Commentaires composés

Victor Hugo, Le Dernier jour d'un condamné. XXXIX

 Ils disent que ce n'est rien, qu'on ne souffre pas, que c'est une fin douce, que la mort de cette façon est bien simplifiée.

Eh! qu'est-ce donc que cette agonie de six semaines et ce râle de tout un jour? Qu'est-ce que les angoisses de cette journée irréparable, qui s'écoule si lentement et si vite? Qu'est-ce que cette échelle de tortures qui aboutit à l'échafaud?

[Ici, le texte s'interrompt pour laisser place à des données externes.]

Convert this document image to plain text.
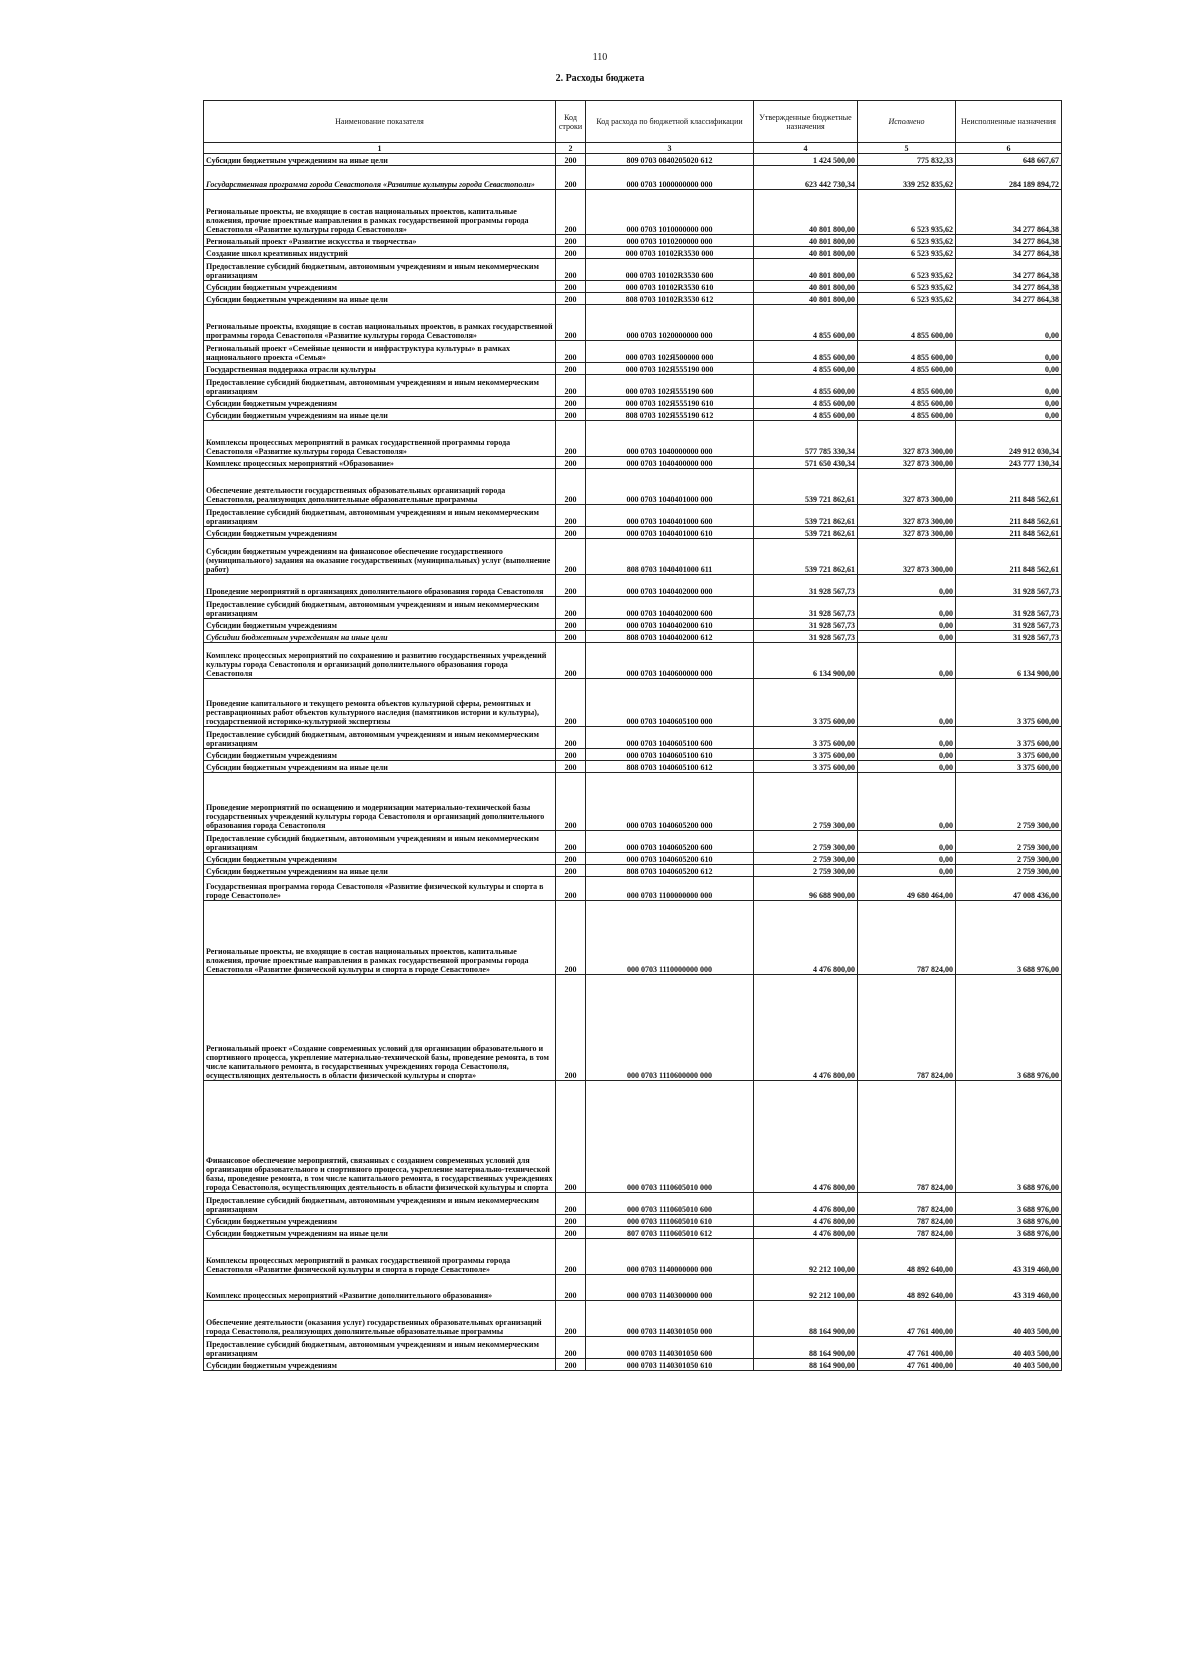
110
2. Расходы бюджета
Наименование показателя	Код строки	Код расхода по бюджетной классификации	Утвержденные бюджетные назначения	Исполнено	Неисполненные назначения
1	2	3	4	5	6
Субсидии бюджетным учреждениям на иные цели	200	809 0703 0840205020 612	1 424 500,00	775 832,33	648 667,67
Государственная программа города Севастополя «Развитие культуры города Севастополи»	200	000 0703 1000000000 000	623 442 730,34	339 252 835,62	284 189 894,72
Региональные проекты, не входящие в состав национальных проектов, капитальные вложения, прочие проектные направления в рамках государственной программы города Севастополя «Развитие культуры города Севастополя»	200	000 0703 1010000000 000	40 801 800,00	6 523 935,62	34 277 864,38
Региональный проект «Развитие искусства и творчества»	200	000 0703 1010200000 000	40 801 800,00	6 523 935,62	34 277 864,38
Создание школ креативных индустрий	200	000 0703 10102R3530 000	40 801 800,00	6 523 935,62	34 277 864,38
Предоставление субсидий бюджетным, автономным учреждениям и иным некоммерческим организациям	200	000 0703 10102R3530 600	40 801 800,00	6 523 935,62	34 277 864,38
Субсидии бюджетным учреждениям	200	000 0703 10102R3530 610	40 801 800,00	6 523 935,62	34 277 864,38
Субсидии бюджетным учреждениям на иные цели	200	808 0703 10102R3530 612	40 801 800,00	6 523 935,62	34 277 864,38
Региональные проекты, входящие в состав национальных проектов, в рамках государственной программы города Севастополя «Развитие культуры города Севастополя»	200	000 0703 1020000000 000	4 855 600,00	4 855 600,00	0,00
Региональный проект «Семейные ценности и инфраструктура культуры» в рамках национального проекта «Семья»	200	000 0703 102Я500000 000	4 855 600,00	4 855 600,00	0,00
Государственная поддержка отрасли культуры	200	000 0703 102Я555190 000	4 855 600,00	4 855 600,00	0,00
Предоставление субсидий бюджетным, автономным учреждениям и иным некоммерческим организациям	200	000 0703 102Я555190 600	4 855 600,00	4 855 600,00	0,00
Субсидии бюджетным учреждениям	200	000 0703 102Я555190 610	4 855 600,00	4 855 600,00	0,00
Субсидии бюджетным учреждениям на иные цели	200	808 0703 102Я555190 612	4 855 600,00	4 855 600,00	0,00
Комплексы процессных мероприятий в рамках государственной программы города Севастополя «Развитие культуры города Севастополя»	200	000 0703 1040000000 000	577 785 330,34	327 873 300,00	249 912 030,34
Комплекс процессных мероприятий «Образование»	200	000 0703 1040400000 000	571 650 430,34	327 873 300,00	243 777 130,34
Обеспечение деятельности государственных образовательных организаций города Севастополя, реализующих дополнительные образовательные программы	200	000 0703 1040401000 000	539 721 862,61	327 873 300,00	211 848 562,61
Предоставление субсидий бюджетным, автономным учреждениям и иным некоммерческим организациям	200	000 0703 1040401000 600	539 721 862,61	327 873 300,00	211 848 562,61
Субсидии бюджетным учреждениям	200	000 0703 1040401000 610	539 721 862,61	327 873 300,00	211 848 562,61
Субсидии бюджетным учреждениям на финансовое обеспечение государственного (муниципального) задания на оказание государственных (муниципальных) услуг (выполнение работ)	200	808 0703 1040401000 611	539 721 862,61	327 873 300,00	211 848 562,61
Проведение мероприятий в организациях дополнительного образования города Севастополя	200	000 0703 1040402000 000	31 928 567,73	0,00	31 928 567,73
Предоставление субсидий бюджетным, автономным учреждениям и иным некоммерческим организациям	200	000 0703 1040402000 600	31 928 567,73	0,00	31 928 567,73
Субсидии бюджетным учреждениям	200	000 0703 1040402000 610	31 928 567,73	0,00	31 928 567,73
Субсидии бюджетным учреждениям на иные цели	200	808 0703 1040402000 612	31 928 567,73	0,00	31 928 567,73
Комплекс процессных мероприятий по сохранению и развитию государственных учреждений культуры города Севастополя и организаций дополнительного образования города Севастополя	200	000 0703 1040600000 000	6 134 900,00	0,00	6 134 900,00
Проведение капитального и текущего ремонта объектов культурной сферы, ремонтных и реставрационных работ объектов культурного наследия (памятников истории и культуры), государственной историко-культурной экспертизы	200	000 0703 1040605100 000	3 375 600,00	0,00	3 375 600,00
Предоставление субсидий бюджетным, автономным учреждениям и иным некоммерческим организациям	200	000 0703 1040605100 600	3 375 600,00	0,00	3 375 600,00
Субсидии бюджетным учреждениям	200	000 0703 1040605100 610	3 375 600,00	0,00	3 375 600,00
Субсидии бюджетным учреждениям на иные цели	200	808 0703 1040605100 612	3 375 600,00	0,00	3 375 600,00
Проведение мероприятий по оснащению и модернизации материально-технической базы государственных учреждений культуры города Севастополя и организаций дополнительного образования города Севастополя	200	000 0703 1040605200 000	2 759 300,00	0,00	2 759 300,00
Предоставление субсидий бюджетным, автономным учреждениям и иным некоммерческим организациям	200	000 0703 1040605200 600	2 759 300,00	0,00	2 759 300,00
Субсидии бюджетным учреждениям	200	000 0703 1040605200 610	2 759 300,00	0,00	2 759 300,00
Субсидии бюджетным учреждениям на иные цели	200	808 0703 1040605200 612	2 759 300,00	0,00	2 759 300,00
Государственная программа города Севастополя «Развитие физической культуры и спорта в городе Севастополе»	200	000 0703 1100000000 000	96 688 900,00	49 680 464,00	47 008 436,00
Региональные проекты, не входящие в состав национальных проектов, капитальные вложения, прочие проектные направления в рамках государственной программы города Севастополя «Развитие физической культуры и спорта в городе Севастополе»	200	000 0703 1110000000 000	4 476 800,00	787 824,00	3 688 976,00
Региональный проект «Создание современных условий для организации образовательного и спортивного процесса, укрепление материально-технической базы, проведение ремонта, в том числе капитального ремонта, в государственных учреждениях города Севастополя, осуществляющих деятельность в области физической культуры и спорта»	200	000 0703 1110600000 000	4 476 800,00	787 824,00	3 688 976,00
Финансовое обеспечение мероприятий, связанных с созданием современных условий для организации образовательного и спортивного процесса, укрепление материально-технической базы, проведение ремонта, в том числе капитального ремонта, в государственных учреждениях города Севастополя, осуществляющих деятельность в области физической культуры и спорта	200	000 0703 1110605010 000	4 476 800,00	787 824,00	3 688 976,00
Предоставление субсидий бюджетным, автономным учреждениям и иным некоммерческим организациям	200	000 0703 1110605010 600	4 476 800,00	787 824,00	3 688 976,00
Субсидии бюджетным учреждениям	200	000 0703 1110605010 610	4 476 800,00	787 824,00	3 688 976,00
Субсидии бюджетным учреждениям на иные цели	200	807 0703 1110605010 612	4 476 800,00	787 824,00	3 688 976,00
Комплексы процессных мероприятий в рамках государственной программы города Севастополя «Развитие физической культуры и спорта в городе Севастополе»	200	000 0703 1140000000 000	92 212 100,00	48 892 640,00	43 319 460,00
Комплекс процессных мероприятий «Развитие дополнительного образования»	200	000 0703 1140300000 000	92 212 100,00	48 892 640,00	43 319 460,00
Обеспечение деятельности (оказания услуг) государственных образовательных организаций города Севастополя, реализующих дополнительные образовательные программы	200	000 0703 1140301050 000	88 164 900,00	47 761 400,00	40 403 500,00
Предоставление субсидий бюджетным, автономным учреждениям и иным некоммерческим организациям	200	000 0703 1140301050 600	88 164 900,00	47 761 400,00	40 403 500,00
Субсидии бюджетным учреждениям	200	000 0703 1140301050 610	88 164 900,00	47 761 400,00	40 403 500,00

Apparemment ce n'est pas là souffrir.

Ne sont-ce pas les mêmes convulsions, que le sang s'épuise goutte à goutte, ou que l'intelligence s'éteigne pensée à pensée?

Et puis, on ne souffre pas, en sont-ils sûrs? Qui le leur a dit? Conte-t-on que jamais une tête coupée se soit dressée sanglante au bord du panier, et qu'elle ait crié au peuple : Cela ne fait pas de mal !

Y a-t-il des morts de leur façon qui soient venus les remercier et leur dire : C'est bien inventé. Tenez-vous-en là. La mécanique est bonne.

Est-ce Robespierre ? Est-ce Louis XVI ?...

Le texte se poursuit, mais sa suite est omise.